コミュ障吸血鬼、憂う
「ちょっと! どうして二人してため息をつくのよ!」
アンナがツッコミを入れてくる。
それに対して僕が物申そうとするより先に、ルルが話し掛けてきた。
「さぁ、お姉様。こんな万年変態のことは放っておいて、少し出掛けませんか?」
「……良い、けど……なんで?」
「もちろん、お姉様ともっと仲良くなるためです!」
そう言って僕のことを見つめてくるルルの目は、キラキラと輝いている。
散歩に行く前の犬みたいだ。
僕としては、今はアンナを放置しておきたいから、断る理由はない。
「……わかった……行こ」
「! ありがとうございます!」
喜ぶルルと一緒にリビングを出ていこうとすると、
「ちょっ、ちょっと、ティアナ!? なんで私を置いていくの!? 私を捨てないで! お願いだから!」
そんな、別れ際のカップルの彼女みたいなことを言いながら、アンナが縋り付いてきた。
彼氏じゃないし、それを抜きにしても、捨てる捨てないの権限はアンナにあると思う。
僕は、居候させてもらってる身分だから。
というか、ちょっと出掛けるだけなのに、そこまで大袈裟なことを言わなくても……。
「てぃ、ティアナ? なんでそんな虚無めいた目をしているの?」
「……ルル、行こ……」
「はい。

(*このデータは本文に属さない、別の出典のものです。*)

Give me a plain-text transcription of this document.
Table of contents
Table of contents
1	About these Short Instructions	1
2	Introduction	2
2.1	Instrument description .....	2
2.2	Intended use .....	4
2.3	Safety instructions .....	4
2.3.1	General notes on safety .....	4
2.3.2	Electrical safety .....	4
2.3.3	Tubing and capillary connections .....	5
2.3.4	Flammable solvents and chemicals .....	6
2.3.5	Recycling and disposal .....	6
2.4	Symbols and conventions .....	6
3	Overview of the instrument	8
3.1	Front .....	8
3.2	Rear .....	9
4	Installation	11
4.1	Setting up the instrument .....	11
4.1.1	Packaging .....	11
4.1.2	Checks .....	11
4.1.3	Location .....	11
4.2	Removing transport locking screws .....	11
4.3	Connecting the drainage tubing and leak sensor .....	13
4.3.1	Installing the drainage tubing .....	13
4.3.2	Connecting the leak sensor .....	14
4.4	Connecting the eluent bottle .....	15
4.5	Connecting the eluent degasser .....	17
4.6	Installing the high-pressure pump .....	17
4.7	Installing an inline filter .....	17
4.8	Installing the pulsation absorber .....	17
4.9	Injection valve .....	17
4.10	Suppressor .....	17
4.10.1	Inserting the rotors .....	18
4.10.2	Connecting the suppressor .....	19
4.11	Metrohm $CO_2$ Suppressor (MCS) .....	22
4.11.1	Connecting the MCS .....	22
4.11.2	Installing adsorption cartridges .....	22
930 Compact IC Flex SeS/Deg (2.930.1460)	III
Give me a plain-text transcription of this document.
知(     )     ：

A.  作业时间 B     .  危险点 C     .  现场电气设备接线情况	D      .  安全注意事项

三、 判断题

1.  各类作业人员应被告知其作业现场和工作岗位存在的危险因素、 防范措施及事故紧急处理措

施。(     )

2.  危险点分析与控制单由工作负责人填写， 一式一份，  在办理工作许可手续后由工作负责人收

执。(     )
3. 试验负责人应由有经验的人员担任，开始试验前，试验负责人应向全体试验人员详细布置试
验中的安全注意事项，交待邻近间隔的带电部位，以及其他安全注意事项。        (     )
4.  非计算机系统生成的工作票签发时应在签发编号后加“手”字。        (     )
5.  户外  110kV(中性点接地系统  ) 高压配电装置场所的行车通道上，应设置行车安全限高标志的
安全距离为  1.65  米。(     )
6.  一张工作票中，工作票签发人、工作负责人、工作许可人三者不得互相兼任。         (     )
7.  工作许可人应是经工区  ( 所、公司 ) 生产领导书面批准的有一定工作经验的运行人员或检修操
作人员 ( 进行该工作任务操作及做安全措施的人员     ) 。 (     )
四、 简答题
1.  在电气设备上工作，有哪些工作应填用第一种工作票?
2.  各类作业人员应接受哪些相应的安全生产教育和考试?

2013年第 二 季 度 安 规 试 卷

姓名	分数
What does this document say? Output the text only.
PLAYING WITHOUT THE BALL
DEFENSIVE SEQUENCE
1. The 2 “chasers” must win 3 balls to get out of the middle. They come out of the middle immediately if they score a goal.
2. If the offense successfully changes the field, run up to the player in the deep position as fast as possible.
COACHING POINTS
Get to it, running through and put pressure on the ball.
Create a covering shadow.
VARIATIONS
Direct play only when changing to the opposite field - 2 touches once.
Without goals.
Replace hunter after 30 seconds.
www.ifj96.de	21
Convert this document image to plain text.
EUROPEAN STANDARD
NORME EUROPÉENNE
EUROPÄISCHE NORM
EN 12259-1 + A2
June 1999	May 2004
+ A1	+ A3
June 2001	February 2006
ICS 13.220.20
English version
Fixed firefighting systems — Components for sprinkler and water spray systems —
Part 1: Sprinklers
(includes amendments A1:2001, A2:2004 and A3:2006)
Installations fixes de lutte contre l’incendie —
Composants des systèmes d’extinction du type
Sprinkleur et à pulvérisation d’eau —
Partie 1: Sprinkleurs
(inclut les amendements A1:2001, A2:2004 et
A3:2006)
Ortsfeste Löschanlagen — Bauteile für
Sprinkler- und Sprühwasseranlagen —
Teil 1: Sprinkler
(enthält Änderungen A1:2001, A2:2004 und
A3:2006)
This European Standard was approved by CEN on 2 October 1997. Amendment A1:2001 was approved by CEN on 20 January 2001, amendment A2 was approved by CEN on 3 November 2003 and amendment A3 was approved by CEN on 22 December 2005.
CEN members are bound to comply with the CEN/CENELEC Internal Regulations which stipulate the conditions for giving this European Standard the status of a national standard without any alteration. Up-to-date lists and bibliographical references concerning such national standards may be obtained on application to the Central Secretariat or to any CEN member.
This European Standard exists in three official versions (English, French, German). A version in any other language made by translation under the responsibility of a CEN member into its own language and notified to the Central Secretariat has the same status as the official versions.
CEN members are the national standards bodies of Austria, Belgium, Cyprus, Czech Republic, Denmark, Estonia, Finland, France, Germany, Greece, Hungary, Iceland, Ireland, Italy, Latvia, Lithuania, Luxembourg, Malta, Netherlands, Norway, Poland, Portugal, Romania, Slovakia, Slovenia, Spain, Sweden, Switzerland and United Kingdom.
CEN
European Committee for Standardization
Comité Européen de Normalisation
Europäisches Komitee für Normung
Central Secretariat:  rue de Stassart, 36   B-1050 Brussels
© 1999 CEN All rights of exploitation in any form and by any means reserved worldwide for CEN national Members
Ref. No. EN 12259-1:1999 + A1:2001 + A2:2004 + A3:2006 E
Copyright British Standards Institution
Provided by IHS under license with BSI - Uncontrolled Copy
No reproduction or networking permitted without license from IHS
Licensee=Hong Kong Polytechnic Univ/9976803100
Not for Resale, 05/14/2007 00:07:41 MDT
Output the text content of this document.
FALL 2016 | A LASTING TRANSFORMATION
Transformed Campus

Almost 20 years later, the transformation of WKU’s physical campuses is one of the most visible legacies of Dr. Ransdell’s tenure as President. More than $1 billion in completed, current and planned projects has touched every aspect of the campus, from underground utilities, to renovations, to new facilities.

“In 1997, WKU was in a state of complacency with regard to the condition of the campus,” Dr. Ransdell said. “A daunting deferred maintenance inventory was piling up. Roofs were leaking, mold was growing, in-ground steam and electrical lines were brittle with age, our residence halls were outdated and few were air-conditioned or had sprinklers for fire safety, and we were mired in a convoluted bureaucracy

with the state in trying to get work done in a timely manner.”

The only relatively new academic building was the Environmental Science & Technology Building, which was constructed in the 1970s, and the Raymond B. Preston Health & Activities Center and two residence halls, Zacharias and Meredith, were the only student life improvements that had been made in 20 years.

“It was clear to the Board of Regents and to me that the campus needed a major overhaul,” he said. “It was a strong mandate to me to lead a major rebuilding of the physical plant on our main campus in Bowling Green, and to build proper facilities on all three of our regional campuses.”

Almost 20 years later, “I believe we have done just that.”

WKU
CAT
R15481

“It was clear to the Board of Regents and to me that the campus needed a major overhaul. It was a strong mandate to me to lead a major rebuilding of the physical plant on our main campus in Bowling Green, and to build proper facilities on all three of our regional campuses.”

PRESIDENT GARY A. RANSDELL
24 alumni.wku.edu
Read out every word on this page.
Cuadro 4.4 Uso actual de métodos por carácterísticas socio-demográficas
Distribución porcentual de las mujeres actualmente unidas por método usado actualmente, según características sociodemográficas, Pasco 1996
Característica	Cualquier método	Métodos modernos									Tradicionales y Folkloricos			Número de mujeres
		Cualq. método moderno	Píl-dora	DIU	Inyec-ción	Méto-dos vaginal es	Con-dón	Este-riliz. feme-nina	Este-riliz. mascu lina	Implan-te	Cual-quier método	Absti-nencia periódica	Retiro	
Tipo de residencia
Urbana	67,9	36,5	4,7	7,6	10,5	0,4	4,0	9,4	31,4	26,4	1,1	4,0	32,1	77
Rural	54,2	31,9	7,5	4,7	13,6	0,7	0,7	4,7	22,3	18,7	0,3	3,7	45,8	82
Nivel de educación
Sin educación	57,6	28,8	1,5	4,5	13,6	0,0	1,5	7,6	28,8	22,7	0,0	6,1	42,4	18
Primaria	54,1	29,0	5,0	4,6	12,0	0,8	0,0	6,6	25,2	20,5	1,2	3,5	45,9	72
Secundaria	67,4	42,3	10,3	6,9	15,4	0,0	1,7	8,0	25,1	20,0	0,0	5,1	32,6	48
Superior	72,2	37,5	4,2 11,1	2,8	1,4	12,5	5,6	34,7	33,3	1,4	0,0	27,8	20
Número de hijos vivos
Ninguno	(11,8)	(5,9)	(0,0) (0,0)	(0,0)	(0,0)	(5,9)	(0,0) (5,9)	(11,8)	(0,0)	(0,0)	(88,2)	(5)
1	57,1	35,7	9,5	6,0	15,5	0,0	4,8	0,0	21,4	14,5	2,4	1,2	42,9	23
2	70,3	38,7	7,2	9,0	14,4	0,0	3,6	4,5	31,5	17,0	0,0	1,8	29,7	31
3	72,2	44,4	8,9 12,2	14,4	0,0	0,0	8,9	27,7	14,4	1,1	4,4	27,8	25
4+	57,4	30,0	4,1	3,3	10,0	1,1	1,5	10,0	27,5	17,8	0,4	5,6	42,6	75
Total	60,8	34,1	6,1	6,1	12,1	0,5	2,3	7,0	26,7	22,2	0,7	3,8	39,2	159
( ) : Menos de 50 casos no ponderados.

お姉様」
「ティアナ!? ねぇ、ちょっと!?」
アンナの呼び止めを無視して、ルルと一緒にリビングを出た。
◆
「全く……あれが戦女神(ヴァルキュリア)だなんて、世も末ですよね。お姉様」
「……」
よく考えたら、ちょっとぞんざいに扱いすぎたかも……。
嫌われてないかな……ないよね?
嫌われてたらどうしよう……。
でも、悪いのはアンナで、それ相応の対応をしただけ……だけ、だけど……。
もし、本当に僕のことを嫌いになってたら?
もうあの変態染みた言動をすることも、優しく接してくれることもなくなる。
それはちょっと、寂しい……かも。
それでこそアンナってところもあるし。
それに──
「お姉様」
ルルに呼ばれたことで思考の海から帰還した僕は、ルルに顔を向ける。
「大丈夫です。短い付き合いですが、あの変態は、お姉様に嫌われることを気にすることはあっても、自分からお姉様を嫌いになることは天地がひっくり返ろうと、世界が滅びようと……たとえ、
「……でも……人の心は、移ろいやすいもの……だし……」
「そうかもしれません。ですが、今回に関して言えば、あの変態がお姉様を嫌いになることは決してないと断言できます」
「……どう、して……?」
どうしてそこまで自信満々に言い切れるのか、僕には到底理解できなかった。
「なぜなら……。やっぱり、やめておきます。これは帰ってみればわかることですから、お姉様自身で確かめてください。それよりも、今は散歩を楽しみましょう!」
ものすごく聞きたかったけど、ルルがそう言うので、不安を抱きながらも散歩に意識を向けることにした。